Er zijn van hem 23 preken en een aantal onderrichtingen bewaard gebleven. Zijn laatste vermaning, voor hij zich definitief terugtrok, luidde: “Neemt geen deel aan theologische twisten opdat de ware leer niet in gevaar wordt gebracht. Houd vast aan de drie steunpilaren: Geloof, Liefde en Hoop, want het ware geloof is het licht van het oog en van de geest. Een mens kan slechts met het geloof zien en begrijpen. De twisten over theologische spitsvondigheden en de buitensporige uitleggingen van de Bijbel zullen slechts tot dwalingen leiden”.
De heilige Michaël de Bulgaar, werd na de doop van de heilige Wladimir met zes bisschoppen uitgezonden om het christendom in te voeren in het Russische rijk. Hij organiseerde in Kiev de doop van het gehele volk in het jaar 988‚ en werd de eerste metropoliet van Kiev, tot aan zijn dood in 992. Hij richtte ook een seminarie op en stichtte het eerste Russische klooster. Michaël predikte eveneens het christendom de twee andere grote Russische steden uit die tijd: Novgorod en Rostov. Hij is ontslapen in vrede.

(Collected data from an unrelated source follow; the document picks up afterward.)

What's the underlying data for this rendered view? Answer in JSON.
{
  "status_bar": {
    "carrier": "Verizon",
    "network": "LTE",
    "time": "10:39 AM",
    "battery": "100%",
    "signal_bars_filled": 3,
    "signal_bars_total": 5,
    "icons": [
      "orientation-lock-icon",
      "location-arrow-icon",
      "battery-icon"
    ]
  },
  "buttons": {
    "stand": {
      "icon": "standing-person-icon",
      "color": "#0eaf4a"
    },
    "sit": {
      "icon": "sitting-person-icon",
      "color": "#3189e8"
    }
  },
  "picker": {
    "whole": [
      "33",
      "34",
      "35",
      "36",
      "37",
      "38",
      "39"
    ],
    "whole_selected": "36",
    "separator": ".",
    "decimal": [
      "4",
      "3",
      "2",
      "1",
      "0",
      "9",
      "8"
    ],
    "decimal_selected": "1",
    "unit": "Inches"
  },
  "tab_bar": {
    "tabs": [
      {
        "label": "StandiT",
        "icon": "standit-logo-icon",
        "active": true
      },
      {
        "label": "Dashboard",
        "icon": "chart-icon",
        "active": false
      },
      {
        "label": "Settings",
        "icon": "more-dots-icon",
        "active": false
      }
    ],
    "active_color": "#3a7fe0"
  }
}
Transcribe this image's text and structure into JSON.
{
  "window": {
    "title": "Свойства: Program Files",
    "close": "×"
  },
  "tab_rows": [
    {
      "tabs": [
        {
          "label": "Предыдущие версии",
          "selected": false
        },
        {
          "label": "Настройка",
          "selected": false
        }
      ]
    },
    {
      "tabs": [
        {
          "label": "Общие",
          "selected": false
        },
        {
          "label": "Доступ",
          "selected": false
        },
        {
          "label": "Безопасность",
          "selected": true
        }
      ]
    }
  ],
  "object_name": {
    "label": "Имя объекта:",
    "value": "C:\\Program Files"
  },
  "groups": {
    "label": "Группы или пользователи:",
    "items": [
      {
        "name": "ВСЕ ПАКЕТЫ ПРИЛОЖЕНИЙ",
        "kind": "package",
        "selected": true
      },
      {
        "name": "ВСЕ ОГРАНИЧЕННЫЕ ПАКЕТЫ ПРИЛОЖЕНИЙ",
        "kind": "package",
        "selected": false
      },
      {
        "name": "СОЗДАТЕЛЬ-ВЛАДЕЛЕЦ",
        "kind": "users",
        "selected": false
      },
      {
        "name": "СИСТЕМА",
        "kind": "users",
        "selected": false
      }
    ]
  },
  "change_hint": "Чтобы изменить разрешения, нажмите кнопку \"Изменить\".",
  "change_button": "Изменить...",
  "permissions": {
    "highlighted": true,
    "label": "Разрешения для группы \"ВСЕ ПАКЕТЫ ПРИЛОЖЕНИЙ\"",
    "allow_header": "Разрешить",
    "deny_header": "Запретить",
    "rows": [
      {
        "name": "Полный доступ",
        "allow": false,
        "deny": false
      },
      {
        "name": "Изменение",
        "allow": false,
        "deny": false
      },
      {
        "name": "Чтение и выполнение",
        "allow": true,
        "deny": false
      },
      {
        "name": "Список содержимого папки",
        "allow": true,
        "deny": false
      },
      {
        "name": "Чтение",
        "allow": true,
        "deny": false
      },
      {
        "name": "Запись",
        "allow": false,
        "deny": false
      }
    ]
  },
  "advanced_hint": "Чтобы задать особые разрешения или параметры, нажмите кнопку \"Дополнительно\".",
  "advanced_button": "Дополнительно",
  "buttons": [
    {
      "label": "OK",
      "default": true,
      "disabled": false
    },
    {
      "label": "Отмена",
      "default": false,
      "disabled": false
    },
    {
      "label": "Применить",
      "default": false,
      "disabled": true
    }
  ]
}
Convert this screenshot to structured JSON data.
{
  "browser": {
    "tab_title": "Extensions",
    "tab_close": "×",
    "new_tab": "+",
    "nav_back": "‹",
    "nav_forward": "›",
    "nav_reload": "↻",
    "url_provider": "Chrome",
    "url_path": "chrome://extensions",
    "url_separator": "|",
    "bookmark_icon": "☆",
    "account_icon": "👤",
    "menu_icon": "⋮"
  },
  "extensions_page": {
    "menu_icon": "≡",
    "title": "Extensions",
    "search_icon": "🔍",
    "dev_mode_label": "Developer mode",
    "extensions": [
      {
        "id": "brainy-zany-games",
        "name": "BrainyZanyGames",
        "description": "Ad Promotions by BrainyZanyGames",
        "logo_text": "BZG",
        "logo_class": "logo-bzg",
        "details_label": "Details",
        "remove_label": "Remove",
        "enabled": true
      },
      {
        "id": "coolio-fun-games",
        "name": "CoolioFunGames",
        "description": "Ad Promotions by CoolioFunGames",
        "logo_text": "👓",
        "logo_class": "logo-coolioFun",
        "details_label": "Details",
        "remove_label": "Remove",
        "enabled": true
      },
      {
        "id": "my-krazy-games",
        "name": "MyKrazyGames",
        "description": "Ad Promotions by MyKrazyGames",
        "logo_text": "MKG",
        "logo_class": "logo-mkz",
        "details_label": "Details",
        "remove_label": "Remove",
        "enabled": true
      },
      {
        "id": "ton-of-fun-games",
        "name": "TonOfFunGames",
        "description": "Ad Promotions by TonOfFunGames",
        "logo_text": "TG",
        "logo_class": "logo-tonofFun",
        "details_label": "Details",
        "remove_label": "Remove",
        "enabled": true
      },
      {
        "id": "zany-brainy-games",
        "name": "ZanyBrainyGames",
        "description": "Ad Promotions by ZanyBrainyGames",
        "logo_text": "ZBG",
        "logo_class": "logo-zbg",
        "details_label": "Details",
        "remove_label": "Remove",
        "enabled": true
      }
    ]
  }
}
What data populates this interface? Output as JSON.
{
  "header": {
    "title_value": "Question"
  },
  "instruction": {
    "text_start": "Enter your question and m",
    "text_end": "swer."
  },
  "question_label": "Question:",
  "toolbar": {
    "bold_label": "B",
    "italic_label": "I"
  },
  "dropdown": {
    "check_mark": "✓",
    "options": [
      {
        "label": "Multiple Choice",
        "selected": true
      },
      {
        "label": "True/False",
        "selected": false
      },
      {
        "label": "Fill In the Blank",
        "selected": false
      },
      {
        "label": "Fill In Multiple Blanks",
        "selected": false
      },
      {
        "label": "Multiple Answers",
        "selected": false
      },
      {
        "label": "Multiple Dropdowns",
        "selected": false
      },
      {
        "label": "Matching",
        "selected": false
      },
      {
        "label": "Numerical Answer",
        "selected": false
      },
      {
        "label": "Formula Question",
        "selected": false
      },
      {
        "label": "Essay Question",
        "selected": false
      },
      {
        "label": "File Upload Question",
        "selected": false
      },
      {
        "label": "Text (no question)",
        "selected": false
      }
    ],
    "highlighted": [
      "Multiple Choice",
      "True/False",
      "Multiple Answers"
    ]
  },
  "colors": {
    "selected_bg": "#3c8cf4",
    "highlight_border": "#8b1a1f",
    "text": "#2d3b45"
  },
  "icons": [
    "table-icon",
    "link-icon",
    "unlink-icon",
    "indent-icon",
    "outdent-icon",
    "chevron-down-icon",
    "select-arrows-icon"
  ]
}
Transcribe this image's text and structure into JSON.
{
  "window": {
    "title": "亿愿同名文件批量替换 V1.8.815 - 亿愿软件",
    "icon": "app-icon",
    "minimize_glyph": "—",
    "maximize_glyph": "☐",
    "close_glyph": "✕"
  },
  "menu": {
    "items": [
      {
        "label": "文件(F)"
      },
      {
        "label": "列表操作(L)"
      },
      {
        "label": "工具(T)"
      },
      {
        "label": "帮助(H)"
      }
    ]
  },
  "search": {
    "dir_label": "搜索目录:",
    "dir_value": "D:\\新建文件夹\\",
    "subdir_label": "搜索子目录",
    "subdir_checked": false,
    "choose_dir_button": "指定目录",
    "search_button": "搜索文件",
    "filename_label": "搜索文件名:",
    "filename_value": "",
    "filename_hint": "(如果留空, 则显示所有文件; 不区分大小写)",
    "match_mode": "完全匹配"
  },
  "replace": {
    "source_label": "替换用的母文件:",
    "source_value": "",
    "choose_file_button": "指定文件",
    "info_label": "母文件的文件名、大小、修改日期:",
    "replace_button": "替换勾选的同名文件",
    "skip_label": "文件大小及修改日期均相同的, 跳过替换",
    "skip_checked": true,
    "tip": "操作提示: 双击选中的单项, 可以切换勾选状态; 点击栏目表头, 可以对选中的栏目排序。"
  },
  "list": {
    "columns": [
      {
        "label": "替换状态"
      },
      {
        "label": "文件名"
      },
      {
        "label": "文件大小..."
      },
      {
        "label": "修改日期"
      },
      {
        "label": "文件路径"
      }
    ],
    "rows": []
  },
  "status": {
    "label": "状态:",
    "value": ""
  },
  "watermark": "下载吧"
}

De heilige maagd-martelaressen Gaiana, Rhipsime, Mania, Maria, Mariamna en nog anderen, uit Rome gevlucht voor de vervolging Diokletiaan, en tenslotte in Armenië onder veel kwellingen ter dood gebracht.
De heilige bisschoppen Aristakes, Verthanes, Houssik (Ioussik), Nerses en Sahak (Isaäk) de Grote, afstammelingen van de heilige Gregorios de Verlichter, en eveneens, zij het met onderbrekingen door vijandige vorsten, Katholikos van Armenië, van 331 tot 438.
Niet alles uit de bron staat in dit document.